De histórias de sucesso à narrativas de revolta, a classe trabalhadora é assunto central dentro do cinema desde sua origem
Por Heloisa Falaschi (heloisafalaschi@usp.br)

A primeira aparição de trabalhadores no cinema completou 130 anos em 2025. No filme Workers Leaving The Lumière Factory in Lyon (La Sortie de l’usine Lumière à Lyon, 1895), Louis e Auguste Lumière mostram a saída de operários de uma fábrica, em quarenta segundos e poucos detalhes.

O filme é o ponto de partida para a representação de dinâmicas de trabalhistas nas telonas. A escolha dos operários como objeto principal do filme contribuiu com a ligação histórica do cinema com a representação de temáticas voltadas ao trabalho.

Ao focar na realidade massante do empregado, Tempos Modernos (Modern Times, 1936), mostra uma perspectiva mais aprofundada da realidade de classe operária. Mesmo que de forma cômica, a obra critica o sistema produtivo que passa por cima das necessidades básicas dos funcionários e pontua relações abusivas de trabalho

A cobrança excessiva que os patrões fazem aos assalariados é abordada em um contexto de direitos trabalhistas escassos e ressalta a importância dessas garantias para saúde física e mental dos proletários. O foco principal do filme é a trajetória do personagem de Carlitos que se encontra à margem da sociedade após ser demitido por não sustentar a carga árdua de serviço.

O trabalhador abusado continuou a ser o centro ao longo dos anos em diferentes gêneros fílmicos, porém as relações danosas nesses ambientes nem sempre foram trazidas como o ponto principal da trama.
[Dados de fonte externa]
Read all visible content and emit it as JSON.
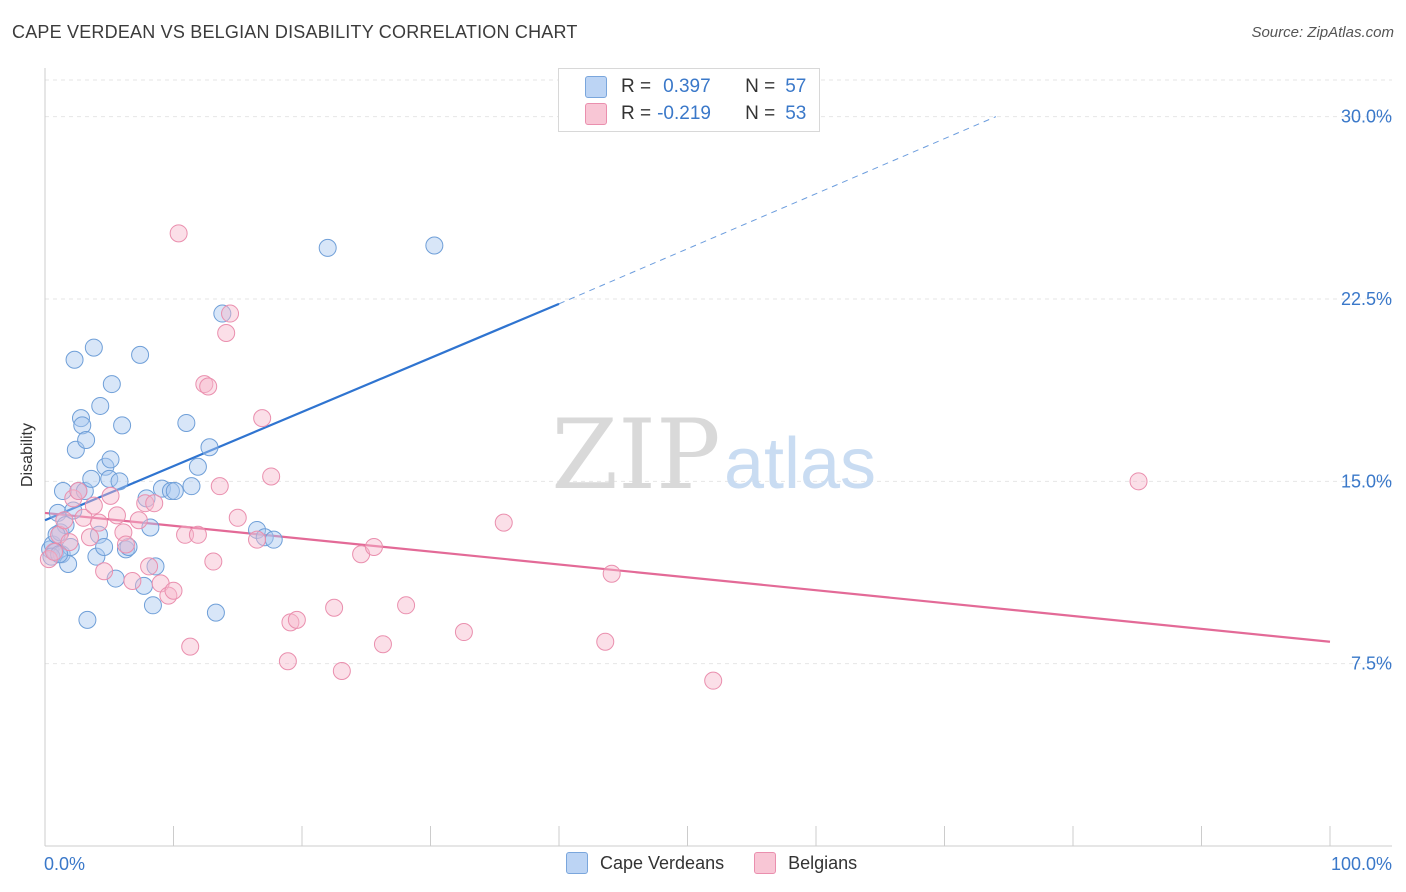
{
  "header": {
    "title": "CAPE VERDEAN VS BELGIAN DISABILITY CORRELATION CHART",
    "source": "Source: ZipAtlas.com"
  },
  "watermark": {
    "zip": "ZIP",
    "atlas": "atlas"
  },
  "legend": {
    "rows": [
      {
        "r_label": "R =",
        "r_value": "0.397",
        "n_label": "N =",
        "n_value": "57"
      },
      {
        "r_label": "R =",
        "r_value": "-0.219",
        "n_label": "N =",
        "n_value": "53"
      }
    ]
  },
  "colors": {
    "blue_fill": "#a8c8f0",
    "blue_stroke": "#6f9fd8",
    "blue_line": "#2f74d0",
    "pink_fill": "#f6b8cb",
    "pink_stroke": "#ea8fae",
    "pink_line": "#e36a97",
    "grid": "#e6e6e6",
    "tick_label": "#3a78c9"
  },
  "chart_data": {
    "type": "scatter",
    "title": "CAPE VERDEAN VS BELGIAN DISABILITY CORRELATION CHART",
    "xlabel": "",
    "ylabel": "Disability",
    "xlim": [
      0,
      100
    ],
    "ylim": [
      0,
      32
    ],
    "x_tick_labels": [
      "0.0%",
      "100.0%"
    ],
    "y_ticks": [
      7.5,
      15.0,
      22.5,
      30.0
    ],
    "y_tick_labels": [
      "7.5%",
      "15.0%",
      "22.5%",
      "30.0%"
    ],
    "grid": true,
    "legend_position": "bottom",
    "series": [
      {
        "name": "Cape Verdeans",
        "r": 0.397,
        "n": 57,
        "trend": {
          "x0": 0,
          "y0": 13.4,
          "x1": 40,
          "y1": 22.3,
          "dash_to_x": 74,
          "dash_to_y": 30.0
        },
        "points": [
          [
            0.4,
            12.2
          ],
          [
            0.6,
            12.4
          ],
          [
            0.8,
            12.1
          ],
          [
            1.0,
            13.7
          ],
          [
            1.2,
            12.9
          ],
          [
            1.3,
            12.0
          ],
          [
            1.4,
            14.6
          ],
          [
            1.6,
            13.2
          ],
          [
            1.8,
            11.6
          ],
          [
            2.0,
            12.3
          ],
          [
            2.2,
            13.8
          ],
          [
            2.3,
            20.0
          ],
          [
            2.4,
            16.3
          ],
          [
            2.6,
            14.6
          ],
          [
            2.8,
            17.6
          ],
          [
            2.9,
            17.3
          ],
          [
            3.1,
            14.6
          ],
          [
            3.2,
            16.7
          ],
          [
            3.3,
            9.3
          ],
          [
            3.6,
            15.1
          ],
          [
            3.8,
            20.5
          ],
          [
            4.0,
            11.9
          ],
          [
            4.2,
            12.8
          ],
          [
            4.3,
            18.1
          ],
          [
            4.6,
            12.3
          ],
          [
            4.7,
            15.6
          ],
          [
            5.0,
            15.1
          ],
          [
            5.1,
            15.9
          ],
          [
            5.2,
            19.0
          ],
          [
            5.5,
            11.0
          ],
          [
            5.8,
            15.0
          ],
          [
            6.0,
            17.3
          ],
          [
            6.3,
            12.2
          ],
          [
            6.5,
            12.3
          ],
          [
            7.4,
            20.2
          ],
          [
            7.7,
            10.7
          ],
          [
            7.9,
            14.3
          ],
          [
            8.2,
            13.1
          ],
          [
            8.4,
            9.9
          ],
          [
            8.6,
            11.5
          ],
          [
            9.1,
            14.7
          ],
          [
            9.8,
            14.6
          ],
          [
            10.1,
            14.6
          ],
          [
            11.0,
            17.4
          ],
          [
            11.4,
            14.8
          ],
          [
            11.9,
            15.6
          ],
          [
            12.8,
            16.4
          ],
          [
            13.3,
            9.6
          ],
          [
            13.8,
            21.9
          ],
          [
            16.5,
            13.0
          ],
          [
            17.1,
            12.7
          ],
          [
            17.8,
            12.6
          ],
          [
            22.0,
            24.6
          ],
          [
            30.3,
            24.7
          ],
          [
            0.5,
            11.9
          ],
          [
            0.9,
            12.8
          ],
          [
            1.1,
            12.0
          ]
        ]
      },
      {
        "name": "Belgians",
        "r": -0.219,
        "n": 53,
        "trend": {
          "x0": 0,
          "y0": 13.7,
          "x1": 100,
          "y1": 8.4
        },
        "points": [
          [
            0.3,
            11.8
          ],
          [
            0.7,
            12.1
          ],
          [
            1.1,
            12.8
          ],
          [
            1.5,
            13.4
          ],
          [
            1.9,
            12.5
          ],
          [
            2.2,
            14.3
          ],
          [
            2.6,
            14.6
          ],
          [
            3.0,
            13.5
          ],
          [
            3.5,
            12.7
          ],
          [
            3.8,
            14.0
          ],
          [
            4.2,
            13.3
          ],
          [
            4.6,
            11.3
          ],
          [
            5.1,
            14.4
          ],
          [
            5.6,
            13.6
          ],
          [
            6.1,
            12.9
          ],
          [
            6.3,
            12.4
          ],
          [
            6.8,
            10.9
          ],
          [
            7.3,
            13.4
          ],
          [
            7.8,
            14.1
          ],
          [
            8.1,
            11.5
          ],
          [
            8.5,
            14.1
          ],
          [
            9.0,
            10.8
          ],
          [
            9.6,
            10.3
          ],
          [
            10.0,
            10.5
          ],
          [
            10.4,
            25.2
          ],
          [
            10.9,
            12.8
          ],
          [
            11.3,
            8.2
          ],
          [
            11.9,
            12.8
          ],
          [
            12.4,
            19.0
          ],
          [
            12.7,
            18.9
          ],
          [
            13.1,
            11.7
          ],
          [
            13.6,
            14.8
          ],
          [
            14.1,
            21.1
          ],
          [
            14.4,
            21.9
          ],
          [
            15.0,
            13.5
          ],
          [
            16.5,
            12.6
          ],
          [
            16.9,
            17.6
          ],
          [
            17.6,
            15.2
          ],
          [
            18.9,
            7.6
          ],
          [
            19.1,
            9.2
          ],
          [
            19.6,
            9.3
          ],
          [
            22.5,
            9.8
          ],
          [
            23.1,
            7.2
          ],
          [
            24.6,
            12.0
          ],
          [
            25.6,
            12.3
          ],
          [
            26.3,
            8.3
          ],
          [
            28.1,
            9.9
          ],
          [
            32.6,
            8.8
          ],
          [
            35.7,
            13.3
          ],
          [
            43.6,
            8.4
          ],
          [
            44.1,
            11.2
          ],
          [
            52.0,
            6.8
          ],
          [
            85.1,
            15.0
          ]
        ]
      }
    ]
  }
}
Em O Diabo Veste Prada (The Devil Wears Prada, 2006), Andrea Sachs (Anne Hathaway) era frequentemente assediada verbalmente pela sua chefe, Miranda Priestly (Meryl Streep). 

Os donos da fábrica são retratados como homens que só pensam em lucro e demitem os funcionários que não realizam a produção esperada [Imagem: Reprodução/IMDB]
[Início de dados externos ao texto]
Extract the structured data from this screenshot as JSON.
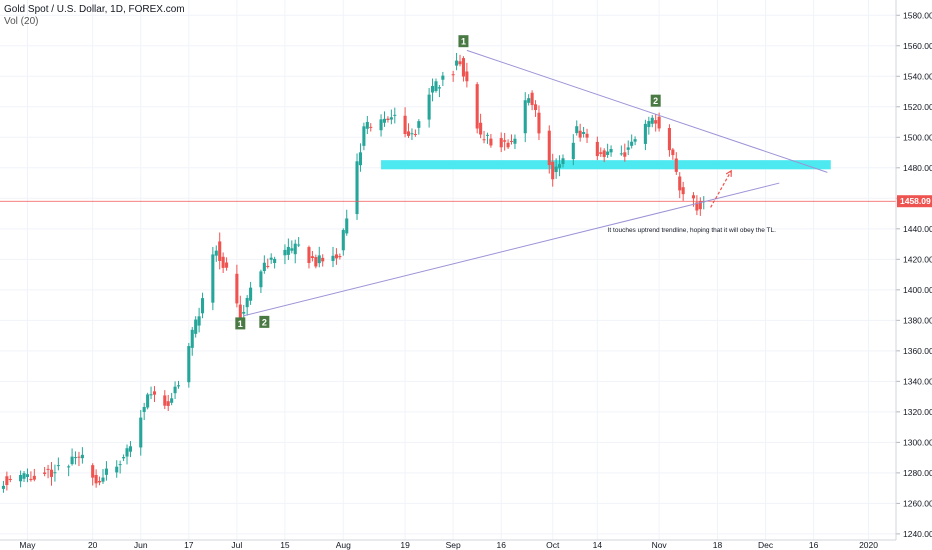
{
  "header": {
    "symbol_line": "Gold Spot / U.S. Dollar, 1D, FOREX.com",
    "volume_line": "Vol (20)"
  },
  "colors": {
    "up": "#26a69a",
    "down": "#ef5350",
    "trendline": "#9c93d6",
    "zone": "#4de9f0",
    "price_line": "#ef5350",
    "price_label_bg": "#ef5350",
    "arrow": "#ef5350",
    "marker_bg": "#4a7a44"
  },
  "chart_data": {
    "type": "candlestick",
    "title": "Gold Spot / U.S. Dollar, 1D, FOREX.com",
    "ylim": [
      1236,
      1590
    ],
    "y_ticks": [
      1240,
      1260,
      1280,
      1300,
      1320,
      1340,
      1360,
      1380,
      1400,
      1420,
      1440,
      1460,
      1480,
      1500,
      1520,
      1540,
      1560,
      1580
    ],
    "x_ticks": [
      {
        "label": "May",
        "date": "2019-05-01"
      },
      {
        "label": "20",
        "date": "2019-05-20"
      },
      {
        "label": "Jun",
        "date": "2019-06-03"
      },
      {
        "label": "17",
        "date": "2019-06-17"
      },
      {
        "label": "Jul",
        "date": "2019-07-01"
      },
      {
        "label": "15",
        "date": "2019-07-15"
      },
      {
        "label": "Aug",
        "date": "2019-08-01"
      },
      {
        "label": "19",
        "date": "2019-08-19"
      },
      {
        "label": "Sep",
        "date": "2019-09-02"
      },
      {
        "label": "16",
        "date": "2019-09-16"
      },
      {
        "label": "Oct",
        "date": "2019-10-01"
      },
      {
        "label": "14",
        "date": "2019-10-14"
      },
      {
        "label": "Nov",
        "date": "2019-11-01"
      },
      {
        "label": "18",
        "date": "2019-11-18"
      },
      {
        "label": "Dec",
        "date": "2019-12-02"
      },
      {
        "label": "16",
        "date": "2019-12-16"
      },
      {
        "label": "2020",
        "date": "2020-01-01"
      }
    ],
    "current_price": 1458.09,
    "current_price_label": "1458.09",
    "anchors": [
      {
        "date": "2019-04-24",
        "close": 1276
      },
      {
        "date": "2019-05-01",
        "close": 1277
      },
      {
        "date": "2019-05-10",
        "close": 1283
      },
      {
        "date": "2019-05-16",
        "close": 1290
      },
      {
        "date": "2019-05-22",
        "close": 1274
      },
      {
        "date": "2019-05-30",
        "close": 1292
      },
      {
        "date": "2019-06-05",
        "close": 1332
      },
      {
        "date": "2019-06-11",
        "close": 1326
      },
      {
        "date": "2019-06-14",
        "close": 1340
      },
      {
        "date": "2019-06-20",
        "close": 1385
      },
      {
        "date": "2019-06-25",
        "close": 1430
      },
      {
        "date": "2019-06-28",
        "close": 1410
      },
      {
        "date": "2019-07-02",
        "close": 1384
      },
      {
        "date": "2019-07-05",
        "close": 1400
      },
      {
        "date": "2019-07-10",
        "close": 1418
      },
      {
        "date": "2019-07-19",
        "close": 1428
      },
      {
        "date": "2019-07-24",
        "close": 1418
      },
      {
        "date": "2019-07-31",
        "close": 1425
      },
      {
        "date": "2019-08-07",
        "close": 1505
      },
      {
        "date": "2019-08-13",
        "close": 1510
      },
      {
        "date": "2019-08-16",
        "close": 1515
      },
      {
        "date": "2019-08-21",
        "close": 1500
      },
      {
        "date": "2019-08-26",
        "close": 1530
      },
      {
        "date": "2019-09-04",
        "close": 1550
      },
      {
        "date": "2019-09-10",
        "close": 1500
      },
      {
        "date": "2019-09-19",
        "close": 1495
      },
      {
        "date": "2019-09-24",
        "close": 1530
      },
      {
        "date": "2019-10-01",
        "close": 1475
      },
      {
        "date": "2019-10-08",
        "close": 1505
      },
      {
        "date": "2019-10-14",
        "close": 1490
      },
      {
        "date": "2019-10-22",
        "close": 1490
      },
      {
        "date": "2019-10-31",
        "close": 1513
      },
      {
        "date": "2019-11-05",
        "close": 1484
      },
      {
        "date": "2019-11-08",
        "close": 1460
      },
      {
        "date": "2019-11-12",
        "close": 1456
      },
      {
        "date": "2019-11-14",
        "close": 1458.09
      }
    ],
    "trendlines": [
      {
        "name": "descending",
        "from": {
          "date": "2019-09-06",
          "price": 1557
        },
        "to": {
          "date": "2019-12-20",
          "price": 1477
        }
      },
      {
        "name": "ascending",
        "from": {
          "date": "2019-07-03",
          "price": 1383
        },
        "to": {
          "date": "2019-12-06",
          "price": 1470
        }
      }
    ],
    "zone": {
      "from_date": "2019-08-12",
      "to_date": "2019-12-21",
      "low": 1479,
      "high": 1485
    },
    "arrow": {
      "from": {
        "date": "2019-11-16",
        "price": 1454
      },
      "to": {
        "date": "2019-11-22",
        "price": 1478
      }
    },
    "markers": [
      {
        "label": "1",
        "date": "2019-09-05",
        "price": 1563
      },
      {
        "label": "2",
        "date": "2019-10-31",
        "price": 1524
      },
      {
        "label": "1",
        "date": "2019-07-02",
        "price": 1378
      },
      {
        "label": "2",
        "date": "2019-07-09",
        "price": 1379
      }
    ],
    "annotations": [
      {
        "text": "It touches uptrend trendline, hoping that it will obey the TL.",
        "date": "2019-10-17",
        "price": 1438
      }
    ]
  }
}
O comportamento de total desrespeito aos subordinados pela patroa era similar com o dos líderes da fábrica de Tempos Modernos. Na comédia romântica, apesar da protagonista perceber a nocividade do trabalho, o tema é tratado de forma escapista, assim como em diversos títulos que chegam a normalizar dinâmicas de trabalho que causam esgotamento psicológico.

Em busca do sucesso

Marcos Kurtinaitis, Mestre em Meios e Processos Audiovisuais pela Escola de Comunicações e Artes (ECA) da Universidade de São Paulo (USP), diz em entrevista ao Cinéfilos que nem todas produções cujas relações de trabalho são abordadas, são feitas com o propósito de conscientizar. Elas podem ter a prioridade de estabelecer uma narrativa fictícia ou, até mesmo, ter caráter propagandista.
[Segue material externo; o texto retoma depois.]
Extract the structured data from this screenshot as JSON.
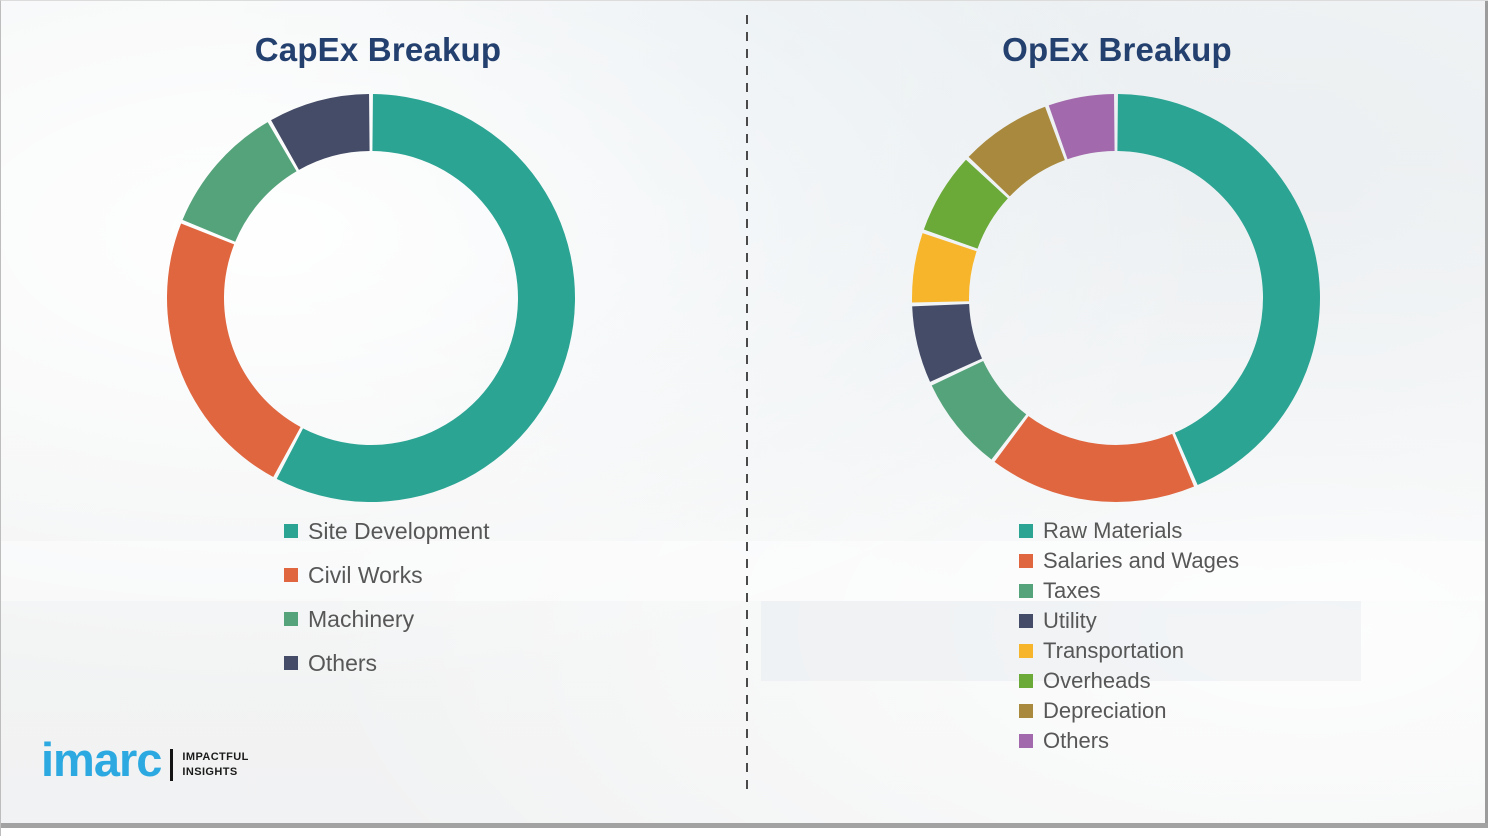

“Existem dois vieses. Acho que existem filmes que botam o trabalho com esse viés de conscientização e existem aqueles que vão ter um viés mais escapista,  geralmente na esfera da comédia romântica ou da história de sucesso”, diz.

Segundo ele, existem filmes que são propagandas do capitalismo e retratam a ascensão social a partir do trabalho formal em grandes empresas ou do empreendedorismo. Como por exemplo, Os Estagiários (The Internship, 2013).

O longa-metragem retrata uma dupla de homens de meia idade que se sujeita a embarcar em um programa de estágio não remunerado em uma grande empresa de tecnologia. “É basicamente uma propaganda do Google, vendendo a corporação como um espaço de trabalho maravilhoso e aberto”, pontua Kurtinaitis.

Apesar de terem grande experiência na área de vendas, a mínima chance de serem efetivados os fazem enfrentar diversos desafios durante o período [Imagem: Reprodução/IMDB]

Também existem os filmes que elevam o empreendedorismo como via certeira de ascensão social. O mestre cita como exemplo a ficção histórica Joy: O Nome do Sucesso (Joy, 2015), que acompanha a trajetória da inventora do esfregão Miracle Mop, Joy Mangano (Jennifer Lawrence).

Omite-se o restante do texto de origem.